127th United States Colored Infantry Regiment

Staffed by African American enlisted men who were placed under the command of white officers, the regiment was formed and trained at Camp William Penn near Philadelphia, Pennsylvania between August 23 and September 10, 1864.

After the war, the regiment undertook occupation duties as part of the 25th Corps in Texas along the Mexican frontier and the Rio Grande River before its personnel were mustered out in September and October 1865.

According to historian Samuel P. Bates, during this period of service, this regiment sustained only a single casualty, and that occurred during Union Army actions associated with the Second Battle of Deep Bottom, Virginia and the Siege of Petersburg.

Other historians have noted, however, that these actions occurred later in the siege, and were related to the Battle of Chaffin's Farm (September 29–30), Battle of Fair Oaks and Darbytown Road (October 13 and October 27–28), trench duties outside of Richmond (until March 1865), operations near Hatcher's Run (March 29–31), and the Appomattox Campaign and Confederate States Army's surrender by Robert E. Lee (April 1865).

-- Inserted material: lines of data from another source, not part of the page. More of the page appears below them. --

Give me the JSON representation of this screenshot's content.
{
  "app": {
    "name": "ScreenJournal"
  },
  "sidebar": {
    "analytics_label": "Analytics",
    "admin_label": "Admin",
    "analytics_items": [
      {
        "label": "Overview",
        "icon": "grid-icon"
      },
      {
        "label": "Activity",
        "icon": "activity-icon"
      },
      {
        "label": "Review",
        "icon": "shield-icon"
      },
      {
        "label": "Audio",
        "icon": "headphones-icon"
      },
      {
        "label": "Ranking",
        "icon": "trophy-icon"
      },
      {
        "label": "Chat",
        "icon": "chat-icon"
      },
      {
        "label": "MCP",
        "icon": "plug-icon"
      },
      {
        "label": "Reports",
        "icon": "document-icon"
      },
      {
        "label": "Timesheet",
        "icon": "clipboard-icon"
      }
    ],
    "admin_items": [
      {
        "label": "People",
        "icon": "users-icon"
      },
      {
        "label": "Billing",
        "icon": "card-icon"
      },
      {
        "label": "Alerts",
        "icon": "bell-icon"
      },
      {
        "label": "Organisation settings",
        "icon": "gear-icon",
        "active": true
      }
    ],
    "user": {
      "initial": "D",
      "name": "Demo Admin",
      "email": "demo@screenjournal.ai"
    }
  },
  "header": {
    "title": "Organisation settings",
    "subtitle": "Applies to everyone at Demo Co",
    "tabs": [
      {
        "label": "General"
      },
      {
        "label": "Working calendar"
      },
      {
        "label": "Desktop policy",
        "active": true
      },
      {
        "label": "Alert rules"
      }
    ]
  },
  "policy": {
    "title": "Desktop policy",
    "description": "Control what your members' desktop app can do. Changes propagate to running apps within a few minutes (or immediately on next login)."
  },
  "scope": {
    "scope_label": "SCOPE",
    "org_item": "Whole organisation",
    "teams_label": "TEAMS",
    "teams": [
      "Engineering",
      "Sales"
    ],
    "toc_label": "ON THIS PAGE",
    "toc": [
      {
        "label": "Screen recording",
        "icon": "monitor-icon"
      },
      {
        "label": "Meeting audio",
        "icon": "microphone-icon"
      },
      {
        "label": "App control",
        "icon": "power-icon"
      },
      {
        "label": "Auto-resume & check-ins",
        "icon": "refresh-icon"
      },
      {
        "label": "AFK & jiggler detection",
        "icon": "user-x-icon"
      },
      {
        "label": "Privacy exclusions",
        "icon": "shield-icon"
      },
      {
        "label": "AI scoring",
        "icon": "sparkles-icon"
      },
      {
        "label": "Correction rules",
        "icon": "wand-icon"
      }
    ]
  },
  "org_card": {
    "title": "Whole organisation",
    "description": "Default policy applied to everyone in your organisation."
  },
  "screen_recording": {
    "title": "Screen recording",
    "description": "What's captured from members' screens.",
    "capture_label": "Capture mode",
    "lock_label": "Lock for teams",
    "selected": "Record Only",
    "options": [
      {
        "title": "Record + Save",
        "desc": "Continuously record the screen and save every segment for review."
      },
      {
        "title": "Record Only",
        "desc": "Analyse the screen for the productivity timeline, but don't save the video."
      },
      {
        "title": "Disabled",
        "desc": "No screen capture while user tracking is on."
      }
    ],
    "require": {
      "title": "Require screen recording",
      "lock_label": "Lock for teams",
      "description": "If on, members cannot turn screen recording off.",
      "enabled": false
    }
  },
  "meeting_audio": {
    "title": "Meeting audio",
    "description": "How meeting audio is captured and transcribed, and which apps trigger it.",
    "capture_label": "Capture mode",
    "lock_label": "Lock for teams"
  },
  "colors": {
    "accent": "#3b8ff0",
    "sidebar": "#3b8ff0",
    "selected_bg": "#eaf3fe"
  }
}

Colored Infantry was one of the Union regiments which "made the journey all the way to Appomattox Court House with Major General Edward Ord's Union Army of the James and arrived in time to be involved in the final fighting.... On the morning of the 9th at Appomattox Court House, the black units were sent forward to support other Federal units in the closing phase of the battle...."[5] Afterward, the 127th was assigned to post-war duties at City Point.